Fajarnews.co, Balikpapan – Fenomena prostitusi di sekitar Ibu Kota Nusantara (IKN), Kalimantan Timur, belakangan menjadi perhatian para akademisi dan aparat. Sosiolog Universitas Mulawarman, Sri Murlianti, menilai kondisi tersebut sebagai konsekuensi logis dari percepatan pembangunan dan mobilitas penduduk.
Sri mengatakan, sebelum IKN dibangun pun praktik prostitusi sebenarnya sudah ada. Namun karena keterbatasan jumlah penduduk dan masih kuatnya pengawasan sosial, aktivitas semacam itu cenderung terkendali. Perubahan pesat ini menurutnya ikut mengubah kondisi sosial.
“Sejak zaman dulu, praktik ini selalu hadir di tengah masyarakat, terutama di wilayah yang mengalami pertumbuhan cepat,” ujar Sri. Menurutnya, pertumbuhan cepat tanpa kesiapan sosial memperbesar peluang berkembangnya prostitusi.
Peningkatan jumlah pekerja laki-laki yang datang tanpa pasangan ke kawasan IKN turut memperbesar permintaan. “Hasrat seksual itu naluriah, sementara kontrol sosial dan keluarga jadi longgar,” jelasnya. Ia menekankan bahwa kebutuhan biologis juga perlu dipahami dalam konteks sosial.
Satpol PP setempat pun mengalami tantangan dalam menekan praktik tersebut. “Diperkirakan ada 70 PSK yang sudah ditindak dalam dua tahun terakhir,” ungkap Kepala Bidang Trantibum, Rakhmadi. Razia kerap dilakukan di wilayah Sepaku dan sekitar guest house KIPP.
Sri melihat bahwa fenomena ini bukan semata karena faktor individu, tetapi juga struktur sosial yang belum siap.
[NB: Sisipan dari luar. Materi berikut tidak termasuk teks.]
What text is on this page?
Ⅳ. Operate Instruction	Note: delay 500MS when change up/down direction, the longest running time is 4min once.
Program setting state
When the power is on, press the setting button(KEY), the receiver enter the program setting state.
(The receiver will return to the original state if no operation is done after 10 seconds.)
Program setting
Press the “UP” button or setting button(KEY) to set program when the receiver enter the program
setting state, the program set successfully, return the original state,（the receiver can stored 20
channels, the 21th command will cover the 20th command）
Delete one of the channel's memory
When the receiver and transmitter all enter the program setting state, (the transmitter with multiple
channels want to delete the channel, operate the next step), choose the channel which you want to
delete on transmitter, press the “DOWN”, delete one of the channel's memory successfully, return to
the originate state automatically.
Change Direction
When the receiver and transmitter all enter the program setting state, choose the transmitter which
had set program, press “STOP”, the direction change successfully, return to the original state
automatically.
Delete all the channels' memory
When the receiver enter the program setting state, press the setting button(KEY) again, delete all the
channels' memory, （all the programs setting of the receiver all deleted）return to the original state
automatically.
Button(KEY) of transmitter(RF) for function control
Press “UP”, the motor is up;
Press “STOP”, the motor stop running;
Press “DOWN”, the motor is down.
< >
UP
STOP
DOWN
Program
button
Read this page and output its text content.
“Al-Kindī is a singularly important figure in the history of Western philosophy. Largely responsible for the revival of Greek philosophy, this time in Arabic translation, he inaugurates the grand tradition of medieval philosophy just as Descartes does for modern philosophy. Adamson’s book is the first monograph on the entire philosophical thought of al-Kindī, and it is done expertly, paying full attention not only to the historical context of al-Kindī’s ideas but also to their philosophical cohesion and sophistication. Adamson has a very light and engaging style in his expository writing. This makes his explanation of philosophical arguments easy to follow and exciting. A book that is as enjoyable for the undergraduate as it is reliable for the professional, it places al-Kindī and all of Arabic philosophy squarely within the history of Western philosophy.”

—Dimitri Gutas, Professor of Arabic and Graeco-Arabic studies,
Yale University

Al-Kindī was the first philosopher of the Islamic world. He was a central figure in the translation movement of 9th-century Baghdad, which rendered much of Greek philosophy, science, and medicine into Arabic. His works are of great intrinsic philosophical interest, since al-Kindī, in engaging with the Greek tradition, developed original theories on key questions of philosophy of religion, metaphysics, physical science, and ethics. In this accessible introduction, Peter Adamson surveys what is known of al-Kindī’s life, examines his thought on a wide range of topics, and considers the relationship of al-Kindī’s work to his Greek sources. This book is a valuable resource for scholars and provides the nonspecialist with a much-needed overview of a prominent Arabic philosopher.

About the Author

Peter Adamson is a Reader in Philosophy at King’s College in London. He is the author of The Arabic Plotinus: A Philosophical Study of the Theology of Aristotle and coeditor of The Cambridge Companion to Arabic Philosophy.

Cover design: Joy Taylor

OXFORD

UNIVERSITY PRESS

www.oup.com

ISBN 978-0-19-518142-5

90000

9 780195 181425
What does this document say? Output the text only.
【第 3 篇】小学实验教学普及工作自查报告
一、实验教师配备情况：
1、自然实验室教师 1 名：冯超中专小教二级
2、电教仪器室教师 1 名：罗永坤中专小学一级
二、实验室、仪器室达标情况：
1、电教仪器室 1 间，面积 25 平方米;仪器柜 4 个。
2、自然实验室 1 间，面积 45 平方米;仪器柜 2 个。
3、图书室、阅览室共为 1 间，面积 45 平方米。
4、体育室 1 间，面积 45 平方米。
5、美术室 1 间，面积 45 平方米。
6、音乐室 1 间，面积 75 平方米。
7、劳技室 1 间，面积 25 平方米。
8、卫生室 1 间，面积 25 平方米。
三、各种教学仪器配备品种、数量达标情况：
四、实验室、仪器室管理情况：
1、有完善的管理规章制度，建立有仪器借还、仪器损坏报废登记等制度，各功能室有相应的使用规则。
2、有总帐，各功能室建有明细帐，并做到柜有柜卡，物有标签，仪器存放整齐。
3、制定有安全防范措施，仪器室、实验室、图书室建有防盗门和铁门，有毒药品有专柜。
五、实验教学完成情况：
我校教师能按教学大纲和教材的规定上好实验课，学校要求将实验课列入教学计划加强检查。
Ia bahkan menyebut praktik ini sebagai “industri jasa yang terorganisir.” Menurutnya, ini bukan sekadar penyimpangan moral.
Ia juga menyebutkan wilayah-wilayah dengan pergerakan para PSK yang menyerupai sistem kerja kontrak. “Mereka datang dari berbagai daerah dan berpindah-pindah sesuai permintaan,” katanya. Ia mencontohkan KM 24 dan KM 13 sebagai titik yang menunjukkan pola tersebut.
Di akhir penjelasannya, Sri menegaskan pentingnya pembangunan sosial yang seimbang dengan pembangunan fisik. “Ini bukan hanya soal hukum, tapi juga kultur dan kontrol sosial,” tuturnya.